Your database is running on the host OUSERVER. You back up your database regularly using RMAN and the backups are cataloged in a recovery catalog. For testing purposes, you want to replicate your database to another host, OUSERVER1, with the same directory structure. So, you copy the backups to the new host.
What must you do to make the database operational in OUSERVER1?
A.
Restore the control file from the backup by using the CATALOG option, restore the data files by using the SET NEWNAME command, and recover the data files.
B.
Restore the data files by using the NOCATALOG option and use the SET NEWNAME command to change the location.
C.
Restore the control file from the backup by using the NOCATALOG option, and then restore and recover the data files.
D.
Restore the data files from the backup by using the recovery catalog, use the SWITCH command to change the location, and recover the data files.
D
Oracle provides the SWITCH command to use in place of the RESTORE command. This will essentially change the control file so it will point to the data file copy(ies). You then would call the RECOVER command to apply any incremental backups and archived redo logs to restore the data file(s) or tablespace(s).

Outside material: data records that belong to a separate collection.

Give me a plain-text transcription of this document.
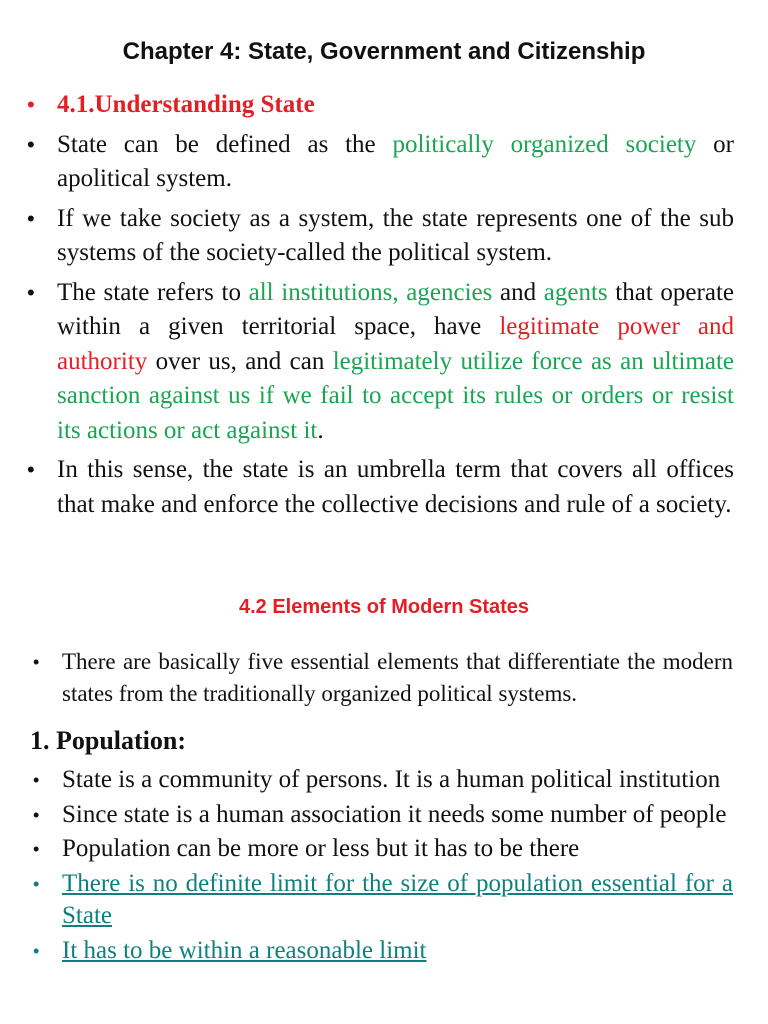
Chapter 4: State, Government and Citizenship
• 4.1.Understanding State
• State can be defined as the politically organized society or apolitical system.
• If we take society as a system, the state represents one of the sub systems of the society-called the political system.
• The state refers to all institutions, agencies and agents that operate within a given territorial space, have legitimate power and authority over us, and can legitimately utilize force as an ultimate sanction against us if we fail to accept its rules or orders or resist its actions or act against it.
• In this sense, the state is an umbrella term that covers all offices that make and enforce the collective decisions and rule of a society.
4.2 Elements of Modern States
• There are basically five essential elements that differentiate the modern states from the traditionally organized political systems.
1. Population:
• State is a community of persons. It is a human political institution
• Since state is a human association it needs some number of people
• Population can be more or less but it has to be there
• There is no definite limit for the size of population essential for a State
• It has to be within a reasonable limit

If RMAN is connected to a recovery catalog, and if the database is using a control file restored from backup, then SWITCH updates the control file with records of any datafiles known to the recovery catalog but missing from the control file
Wouldn’t C is adequate? ‘with the same directory structure’ means not need for Set Newname or Switch?
JJ is correct. SWITCH is not needed:
A SWITCH is equivalent to the SQL statement ALTER DATABASE RENAME FILE: the names of the files in the RMAN repository are updated, but the database does not rename the files at the operating system level.
C
C, because the same directory structure is applied to new DB, so no need to use ‘SET NEWNAME’ to set a new path.